By: The Financial Express | April 2, 2015 1:23 am
Identification regimes, especially in the context of eligibility for government services and benefits, remain fraught with gaps that are likely to increase exclusion from such benefits, a recent World Bank paper has warned.
The paper claims identification systems often don’t serve the bottom 40% (the marginalised sections), given these rely on authentication processes that call for registered and documented identification. However, even as it states that the evidence from global experience remains inconclusive on whether identification systems benefit the development efforts, it notes that the use of biometrics-enabled smartcard for payments of MGNREGS wages and pensions in a pilot study in Andhra Pradesh (as per research from the University of California, San Diego, and Dartmouth College) delivered the benefits faster and in a more targeted manner without impacting programme access and with markedly lesser corruption involved.
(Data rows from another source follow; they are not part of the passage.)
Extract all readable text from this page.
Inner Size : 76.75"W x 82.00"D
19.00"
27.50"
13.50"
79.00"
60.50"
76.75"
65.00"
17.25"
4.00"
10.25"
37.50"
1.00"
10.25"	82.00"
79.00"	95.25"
The points at how Aadhaar could bridge the gaps the study has highlighted. The findings do bolster the Supreme Court’s stand that Aadhaar can’t be made mandatory for government benefits. However, with more than 80.4 crore individuals—nearly three-fourths of the population— registered so far, universal coverage is not far.
This, along with the completion of the socio-economic and caste census, will take care of the registration hurdles. As for the documentation hurdles, biometrics eliminates the need for a paper document as authentication is carried out by matching an individual’s morphological traits with those stored in a central database.